Cichaj, bo jeszcze usłyszysz, że tak gadasz tylko ze względu na zazdrość, a jakbyś miał to na pewno byś kupił. :mrgreen:

Gdyby to była normalna sytuacja, to powiedziałbym po prostu, że design Pama mi nie odpowiada, a Rolex to mógłby wreszcie odwrócić swojego Submarinera, bo chyba zapomniał o dokończeniu dekla. Jednak i Pamy, i Rolexy dorobiły się fanatyków, do których żaden argument nie trafia, a każde słowo na nie jest uderzeniem w świętość i musi spotkać się z odpowiednią reakcją.

Aby nie było: to nie o Was piszę, Ram, Kuba i bEEf. :mrgreen:

nick555 - 2011-01-20, 11:59

Blaz napisał/a:
Korba napisał/a:
10 tys. dolarów nie dałbym, nawet gdybym miał.
...Jednak i Pamy, i Rolexy dorobiły się fanatyków, do których żaden argument nie trafia, a każde słowo na nie jest uderzeniem w świętość i musi spotkać się z odpowiednią reakcją.


Myślę że każda marka ma grupę takich fanatyków, tylko Ci są najbardziej widoczni, bo tworzą określoną społeczność. Znam dwóch posiadaczy pama, pobieżnie, i jeden i drugi są bardzo normalnymi osobami, tylko stać ich na wiele więcej niż przeciętnego człowieka.
Jestem w stanie zrozumieć ,że ktoś chce mieć i kupuje Pama, widząc jakie ludzie kupują auta, na jakie wczasy jeżdżą itp. Oczywiście sprowadza się to do tego co pisał bodajże Alamo. Jak taki zakup kończy się kredytem i ograniczeniem komfortu życia innych bliskich, jest poprostu niezrozumiały, żeby nie powiedzieć:głupi.

Blaz - 2011-01-20, 12:06

Przemo, dawno temu czytałem na znanym portalu biznesowym taką wymianę zdań: Bierzesz telewizor na raty? Zgłupiałeś? Jak cię nie stać to nie kupuj! Ten sam człowiek kilka miesięcy później napisał, że bierze kredyt na kupno Pama. :shock: :lol:

Ja nie twierdzę, że wszyscy posiadacze panurajów itp wytworów są sekciarzami. Poznaję to po tym, gdy rozmawiam o designie. :mrgreen: No ale nie da się ukryć, że to, co napisał Korba, jest prawdą. :lol:

Santino - 2011-01-20, 12:15

Co do zakupów na raty - czasami się po prostu opłaca tak kupić. Kiedyś kupiłem zestaw kina domowego w MediaMarkt - cena (rynkowa) podzielona na 10 rat bez dodatkowych kosztów - więc po co miałem płacić gotówką??
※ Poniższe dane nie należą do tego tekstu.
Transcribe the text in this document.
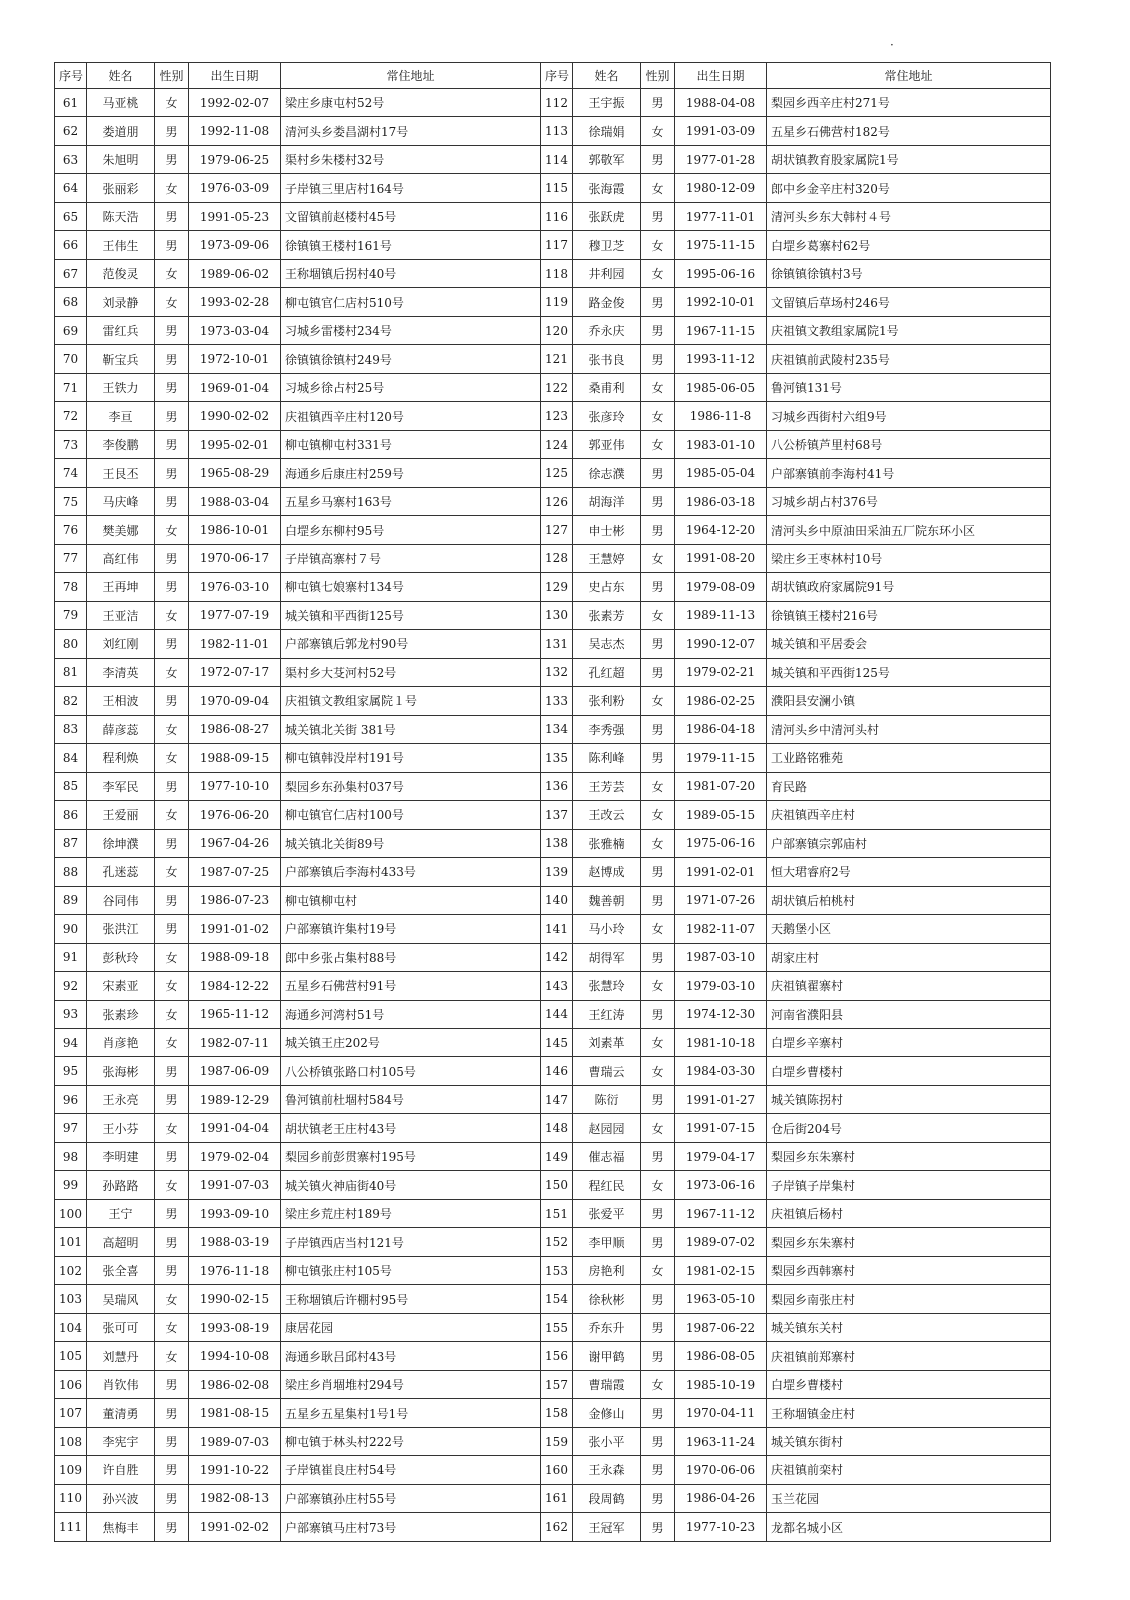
·
序号	姓名	性别	出生日期	常住地址	序号	姓名	性别	出生日期	常住地址
61	马亚桃	女	1992-02-07	梁庄乡康屯村52号	112	王宇振	男	1988-04-08	梨园乡西辛庄村271号
62	娄道朋	男	1992-11-08	清河头乡娄昌湖村17号	113	徐瑞娟	女	1991-03-09	五星乡石佛营村182号
63	朱旭明	男	1979-06-25	渠村乡朱楼村32号	114	郭敬军	男	1977-01-28	胡状镇教育股家属院1号
64	张丽彩	女	1976-03-09	子岸镇三里店村164号	115	张海霞	女	1980-12-09	郎中乡金辛庄村320号
65	陈天浩	男	1991-05-23	文留镇前赵楼村45号	116	张跃虎	男	1977-11-01	清河头乡东大韩村４号
66	王伟生	男	1973-09-06	徐镇镇王楼村161号	117	穆卫芝	女	1975-11-15	白堽乡葛寨村62号
67	范俊灵	女	1989-06-02	王称堌镇后拐村40号	118	井利园	女	1995-06-16	徐镇镇徐镇村3号
68	刘录静	女	1993-02-28	柳屯镇官仁店村510号	119	路金俊	男	1992-10-01	文留镇后草场村246号
69	雷红兵	男	1973-03-04	习城乡雷楼村234号	120	乔永庆	男	1967-11-15	庆祖镇文教组家属院1号
70	靳宝兵	男	1972-10-01	徐镇镇徐镇村249号	121	张书良	男	1993-11-12	庆祖镇前武陵村235号
71	王铁力	男	1969-01-04	习城乡徐占村25号	122	桑甫利	女	1985-06-05	鲁河镇131号
72	李亘	男	1990-02-02	庆祖镇西辛庄村120号	123	张彦玲	女	1986-11-8	习城乡西街村六组9号
73	李俊鹏	男	1995-02-01	柳屯镇柳屯村331号	124	郭亚伟	女	1983-01-10	八公桥镇芦里村68号
74	王艮丕	男	1965-08-29	海通乡后康庄村259号	125	徐志濮	男	1985-05-04	户部寨镇前李海村41号
75	马庆峰	男	1988-03-04	五星乡马寨村163号	126	胡海洋	男	1986-03-18	习城乡胡占村376号
76	樊美娜	女	1986-10-01	白堽乡东柳村95号	127	申士彬	男	1964-12-20	清河头乡中原油田采油五厂院东环小区
77	高红伟	男	1970-06-17	子岸镇高寨村７号	128	王慧婷	女	1991-08-20	梁庄乡王枣林村10号
78	王再坤	男	1976-03-10	柳屯镇七娘寨村134号	129	史占东	男	1979-08-09	胡状镇政府家属院91号
79	王亚洁	女	1977-07-19	城关镇和平西街125号	130	张素芳	女	1989-11-13	徐镇镇王楼村216号
80	刘红刚	男	1982-11-01	户部寨镇后郭龙村90号	131	吴志杰	男	1990-12-07	城关镇和平居委会
81	李清英	女	1972-07-17	渠村乡大芟河村52号	132	孔红超	男	1979-02-21	城关镇和平西街125号
82	王相波	男	1970-09-04	庆祖镇文教组家属院１号	133	张利粉	女	1986-02-25	濮阳县安澜小镇
83	薛彦蕊	女	1986-08-27	城关镇北关街 381号	134	李秀强	男	1986-04-18	清河头乡中清河头村
84	程利焕	女	1988-09-15	柳屯镇韩没岸村191号	135	陈利峰	男	1979-11-15	工业路铭雅苑
85	李军民	男	1977-10-10	梨园乡东孙集村037号	136	王芳芸	女	1981-07-20	育民路
86	王爱丽	女	1976-06-20	柳屯镇官仁店村100号	137	王改云	女	1989-05-15	庆祖镇西辛庄村
87	徐坤濮	男	1967-04-26	城关镇北关街89号	138	张雅楠	女	1975-06-16	户部寨镇宗郭庙村
88	孔迷蕊	女	1987-07-25	户部寨镇后李海村433号	139	赵博成	男	1991-02-01	恒大珺睿府2号
89	谷同伟	男	1986-07-23	柳屯镇柳屯村	140	魏善朝	男	1971-07-26	胡状镇后柏桃村
90	张洪江	男	1991-01-02	户部寨镇许集村19号	141	马小玲	女	1982-11-07	天鹅堡小区
91	彭秋玲	女	1988-09-18	郎中乡张占集村88号	142	胡得军	男	1987-03-10	胡家庄村
92	宋素亚	女	1984-12-22	五星乡石佛营村91号	143	张慧玲	女	1979-03-10	庆祖镇翟寨村
93	张素珍	女	1965-11-12	海通乡河湾村51号	144	王红涛	男	1974-12-30	河南省濮阳县
94	肖彦艳	女	1982-07-11	城关镇王庄202号	145	刘素革	女	1981-10-18	白堽乡辛寨村
95	张海彬	男	1987-06-09	八公桥镇张路口村105号	146	曹瑞云	女	1984-03-30	白堽乡曹楼村
96	王永亮	男	1989-12-29	鲁河镇前杜堌村584号	147	陈衍	男	1991-01-27	城关镇陈拐村
97	王小芬	女	1991-04-04	胡状镇老王庄村43号	148	赵园园	女	1991-07-15	仓后街204号
98	李明建	男	1979-02-04	梨园乡前彭贯寨村195号	149	催志福	男	1979-04-17	梨园乡东朱寨村
99	孙路路	女	1991-07-03	城关镇火神庙街40号	150	程红民	女	1973-06-16	子岸镇子岸集村
100	王宁	男	1993-09-10	梁庄乡荒庄村189号	151	张爱平	男	1967-11-12	庆祖镇后杨村
101	高超明	男	1988-03-19	子岸镇西店当村121号	152	李甲顺	男	1989-07-02	梨园乡东朱寨村
102	张全喜	男	1976-11-18	柳屯镇张庄村105号	153	房艳利	女	1981-02-15	梨园乡西韩寨村
103	吴瑞风	女	1990-02-15	王称堌镇后许棚村95号	154	徐秋彬	男	1963-05-10	梨园乡南张庄村
104	张可可	女	1993-08-19	康居花园	155	乔东升	男	1987-06-22	城关镇东关村
105	刘慧丹	女	1994-10-08	海通乡耿吕邱村43号	156	谢甲鹤	男	1986-08-05	庆祖镇前郑寨村
106	肖钦伟	男	1986-02-08	梁庄乡肖堌堆村294号	157	曹瑞霞	女	1985-10-19	白堽乡曹楼村
107	董清勇	男	1981-08-15	五星乡五星集村1号1号	158	金修山	男	1970-04-11	王称堌镇金庄村
108	李宪宇	男	1989-07-03	柳屯镇于林头村222号	159	张小平	男	1963-11-24	城关镇东街村
109	许自胜	男	1991-10-22	子岸镇崔良庄村54号	160	王永森	男	1970-06-06	庆祖镇前栾村
110	孙兴波	男	1982-08-13	户部寨镇孙庄村55号	161	段周鹤	男	1986-04-26	玉兰花园
111	焦梅丰	男	1991-02-02	户部寨镇马庄村73号	162	王冠军	男	1977-10-23	龙都名城小区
Co do zakupu PAM'a - mnie się podobają, szczególnie te proste modele. Cena jest wysoka, ale nie wyższa niż innych tzw. prestiżowych firm. Marketing wszyscy jakiś robią - jeśli się komuś nie podoba, to faktycznie może znaczyć, że nie jest w grupie docelowej. ;-)

Ilość homarów Pama może jednak świadczyć o tym, że design się ludziom podoba...

ALAMO - 2011-01-20, 12:17

Ale taka moja ocena Przemek dotyczy zakupu każdego dobra zbędnego ;-) A za takie uznaję zegarki. To mój kaprys. Bez tego mogę się obyć i ja, i moja rodzina. Gdybym zatem kupując cokolwiek tego typu musiał dokonywać wyboru : albo to, albo wypad na kolacje z rodziną, albo zabawka dla dziecka - to w życiu bym tego nie kupił. Drugą kwestią jest to, że zawsze byłem heteroseksualny, przez co być może nie ogarniam małym rozumem sytuacji, gdy ktoś chce mnie wychędożyć - a tak nazywam wciskanie mi przedmiotu za X, gdzie rynek dostarcza dowolną ilość porównywalnych użytkowo za 1/10, a w skrajnych przypadkach - 1/100 "Iksa" ;-) Jeśli samochód kosztuje 500 000 zł, to on się różni od tego za 50 000 zł. I to zasadniczo w każdym elemencie. A w tej relacji tego nie ma :-)

Dizajn Pama do nie wogóle nie śpiewa. Za udana uważam kopertę typu "radomir", ale w niej udziału paranoja jest nic. Zero. Tak samo jak resztę "legendy" została zaprojektowana w Rolexie.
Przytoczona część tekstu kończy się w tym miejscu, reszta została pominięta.